Investigated. The signal was layered, and only one of the three guesses held up.
Step 1: Stratify by duration bucket. A previous analysis had concluded the post-fix WARN was a composition artifact (recent runs were 96% short sessions vs 66% in the baseline). Stratifying inside <10m reopened that case: within the bucket where mass had concentrated, CC-Opus dropped 0.049 at z=2.48 and CC-Sonnet dropped 0.058 at z=4.74. Composition explained part of the aggregate, but real within-bucket drift explained the rest.
Step 2: Stratify by (model, run_type). The drift wasn’t uniform. sonnet/monitoring was flat. The damage clustered in opus/autonomous and sonnet/operator, where failure rates jumped 8× and 4.4×.
Step 3: Inspect the failures. Three random failed sessions, all from a 30-minute window on April 23, all with identical API Error: 401 Invalid authentication credentials. Per-day: April 20–22 had zero auth failures, April 23 had 32 (23.2% of CC sessions that day), April 24+ had zero again.
Step 4: Find the root cause. The April 23 burst landed in the middle of a 15.6-hour subscription-thrash window — 50 credential switches in one window, autoswitcher races between probe and revert. The 401s were a transient operational artifact, not a model regression.

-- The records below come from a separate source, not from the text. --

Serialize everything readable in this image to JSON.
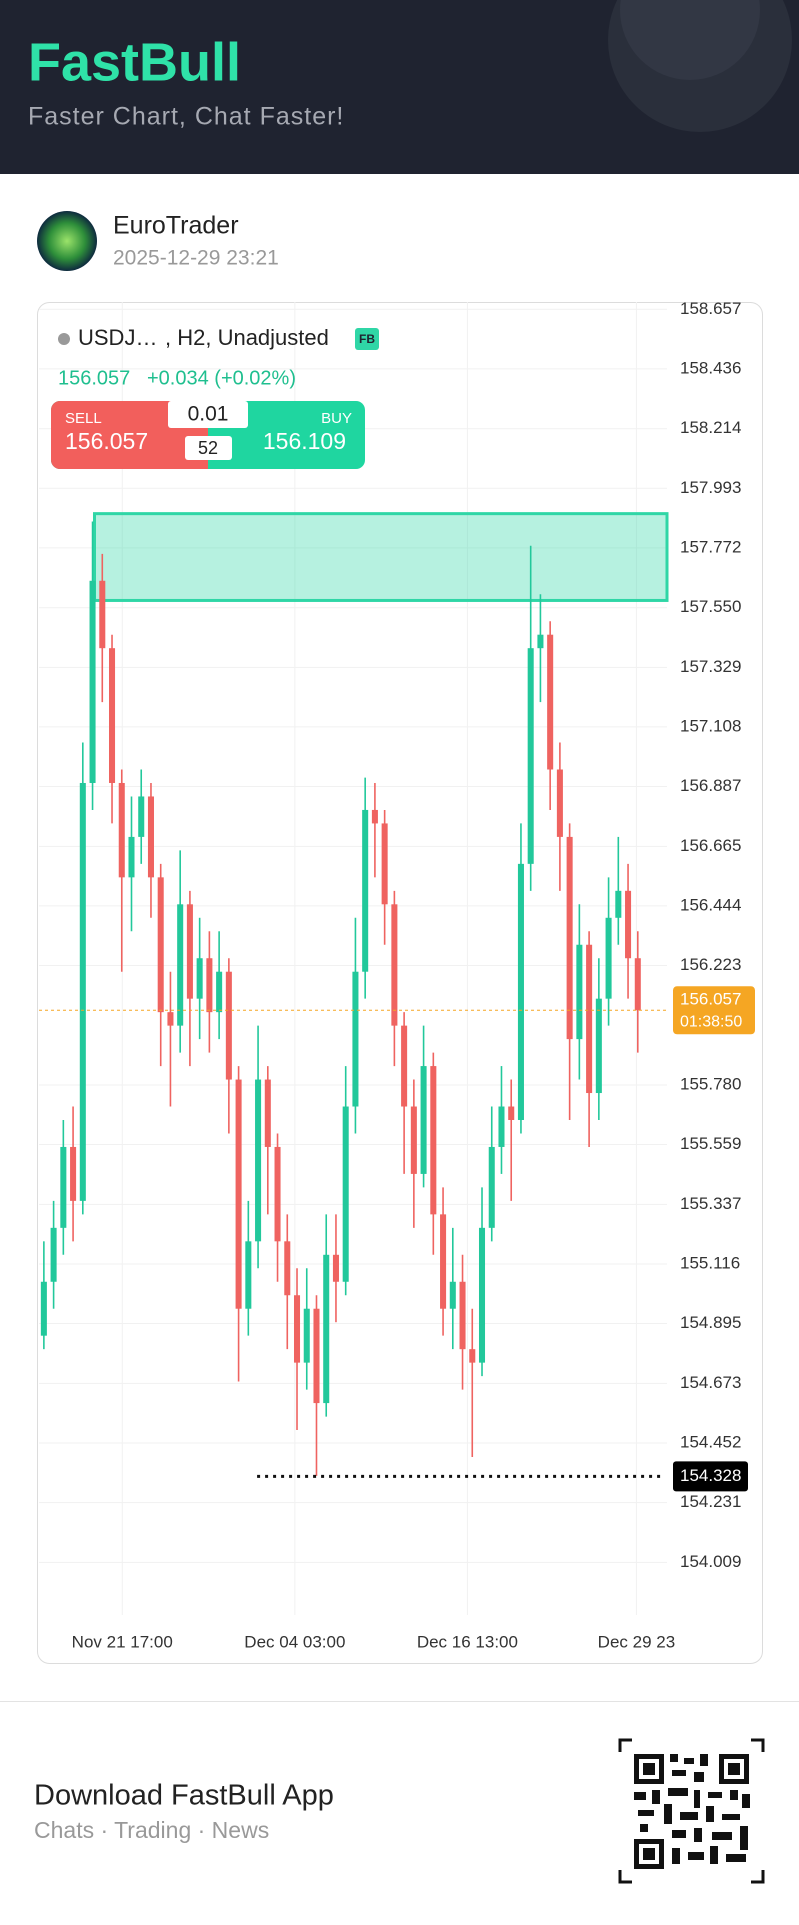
{
  "header": {
    "brand": "FastBull",
    "tagline": "Faster Chart, Chat Faster!"
  },
  "post": {
    "author": "EuroTrader",
    "time": "2025-12-29 23:21"
  },
  "quote": {
    "symbol": "USDJ…",
    "params": ", H2, Unadjusted",
    "badge": "FB",
    "price": "156.057",
    "change": "+0.034 (+0.02%)",
    "sell_label": "SELL",
    "sell": "156.057",
    "lot": "0.01",
    "spread": "52",
    "buy_label": "BUY",
    "buy": "156.109"
  },
  "chart_data": {
    "type": "candlestick",
    "x": [
      0,
      1,
      2,
      3,
      4,
      5,
      6,
      7,
      8,
      9,
      10,
      11,
      12,
      13,
      14,
      15,
      16,
      17,
      18,
      19,
      20,
      21,
      22,
      23,
      24,
      25,
      26,
      27,
      28,
      29,
      30,
      31,
      32,
      33,
      34,
      35,
      36,
      37,
      38,
      39,
      40,
      41,
      42,
      43,
      44,
      45,
      46,
      47,
      48,
      49,
      50,
      51,
      52,
      53,
      54,
      55,
      56,
      57,
      58,
      59,
      60,
      61
    ],
    "open": [
      154.85,
      155.05,
      155.25,
      155.55,
      155.35,
      156.9,
      157.65,
      157.4,
      156.9,
      156.55,
      156.7,
      156.85,
      156.55,
      156.05,
      156.0,
      156.45,
      156.1,
      156.25,
      156.05,
      156.2,
      155.8,
      154.95,
      155.2,
      155.8,
      155.55,
      155.2,
      155.0,
      154.75,
      154.95,
      154.6,
      155.15,
      155.05,
      155.7,
      156.2,
      156.8,
      156.75,
      156.45,
      156.0,
      155.7,
      155.45,
      155.85,
      155.3,
      154.95,
      155.05,
      154.8,
      154.75,
      155.25,
      155.55,
      155.7,
      155.65,
      156.6,
      157.4,
      157.45,
      156.95,
      156.7,
      155.95,
      156.3,
      155.75,
      156.1,
      156.4,
      156.5,
      156.25
    ],
    "high": [
      155.2,
      155.35,
      155.65,
      155.7,
      157.05,
      157.87,
      157.75,
      157.45,
      156.95,
      156.85,
      156.95,
      156.9,
      156.6,
      156.2,
      156.65,
      156.5,
      156.4,
      156.35,
      156.35,
      156.25,
      155.85,
      155.35,
      156.0,
      155.85,
      155.6,
      155.3,
      155.1,
      155.1,
      155.0,
      155.3,
      155.3,
      155.85,
      156.4,
      156.92,
      156.9,
      156.8,
      156.5,
      156.05,
      155.8,
      156.0,
      155.9,
      155.4,
      155.25,
      155.15,
      154.95,
      155.4,
      155.7,
      155.85,
      155.8,
      156.75,
      157.78,
      157.6,
      157.5,
      157.05,
      156.75,
      156.45,
      156.35,
      156.25,
      156.55,
      156.7,
      156.6,
      156.35
    ],
    "low": [
      154.8,
      154.95,
      155.15,
      155.2,
      155.3,
      156.8,
      157.2,
      156.75,
      156.2,
      156.35,
      156.6,
      156.4,
      155.85,
      155.7,
      155.9,
      155.85,
      155.95,
      155.9,
      155.95,
      155.6,
      154.68,
      154.85,
      155.1,
      155.3,
      155.05,
      154.8,
      154.5,
      154.65,
      154.33,
      154.55,
      154.9,
      155.0,
      155.6,
      156.1,
      156.55,
      156.3,
      155.85,
      155.45,
      155.25,
      155.4,
      155.15,
      154.85,
      154.8,
      154.65,
      154.4,
      154.7,
      155.2,
      155.45,
      155.35,
      155.6,
      156.5,
      157.2,
      156.8,
      156.5,
      155.65,
      155.8,
      155.55,
      155.65,
      156.0,
      156.3,
      156.1,
      155.9
    ],
    "close": [
      155.05,
      155.25,
      155.55,
      155.35,
      156.9,
      157.65,
      157.4,
      156.9,
      156.55,
      156.7,
      156.85,
      156.55,
      156.05,
      156.0,
      156.45,
      156.1,
      156.25,
      156.05,
      156.2,
      155.8,
      154.95,
      155.2,
      155.8,
      155.55,
      155.2,
      155.0,
      154.75,
      154.95,
      154.6,
      155.15,
      155.05,
      155.7,
      156.2,
      156.8,
      156.75,
      156.45,
      156.0,
      155.7,
      155.45,
      155.85,
      155.3,
      154.95,
      155.05,
      154.8,
      154.75,
      155.25,
      155.55,
      155.7,
      155.65,
      156.6,
      157.4,
      157.45,
      156.95,
      156.7,
      155.95,
      156.3,
      155.75,
      156.1,
      156.4,
      156.5,
      156.25,
      156.057
    ],
    "up_color": "#22c89b",
    "down_color": "#ef6360",
    "xlim": [
      -0.5,
      64
    ],
    "xticks": [
      {
        "value": 8.05,
        "label": "Nov 21 17:00"
      },
      {
        "value": 25.78,
        "label": "Dec 04 03:00"
      },
      {
        "value": 43.5,
        "label": "Dec 16 13:00"
      },
      {
        "value": 60.86,
        "label": "Dec 29 23"
      }
    ],
    "ylim": [
      153.814,
      158.684
    ],
    "yticks": [
      158.657,
      158.436,
      158.214,
      157.993,
      157.772,
      {
        "value": 157.55,
        "label": "157.550"
      },
      157.329,
      157.108,
      156.887,
      156.665,
      156.444,
      156.223,
      {
        "value": 155.78,
        "label": "155.780"
      },
      155.559,
      155.337,
      155.116,
      154.895,
      154.673,
      154.452,
      154.231,
      154.009
    ],
    "grid": true,
    "zone": {
      "x": [
        5.2,
        64
      ],
      "y": [
        157.577,
        157.899
      ],
      "color": "#2fd6a6"
    },
    "last_price": {
      "value": 156.057,
      "countdown": "01:38:50",
      "color": "#f5a623"
    },
    "low_marker": {
      "value": 154.328,
      "x": [
        21.9,
        63.4
      ]
    }
  },
  "footer": {
    "title": "Download FastBull App",
    "subtitle": "Chats · Trading · News"
  }
}
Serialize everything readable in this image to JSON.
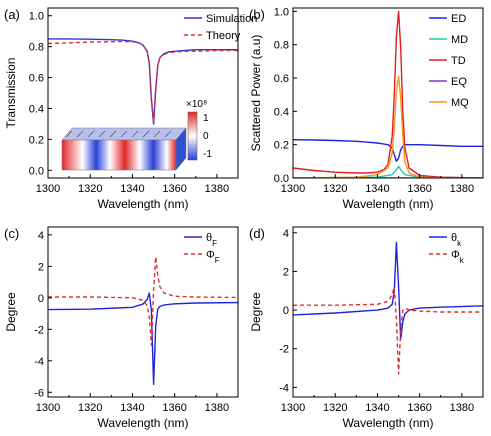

The lesson: when an alert layers a real signal underneath operational noise, the right tool isn’t a smarter alert — it’s better stratification. Aggregate “drop 0.066, z=5.51” looks like a single phenomenon. Sliced by run_type and joined against the subscription-switch log, it splits cleanly into “transient infrastructure flake” plus a smaller residual within-bucket drift. The first is now suppressed via a thrash-window filter (scripts/monitoring/subscription-thrash-check.py, integrated into the regression detector with --exclude-thrash-windows). The second is the remaining open question.
The detector caught a real signal. It just wasn’t only what I thought.
The harness-quality regression detector is workspace-internal tooling for now. The analysis method (trajectory_grade as primary, category slicing, rolling z-test on model × harness) is reusable for any agent system that grades its own sessions.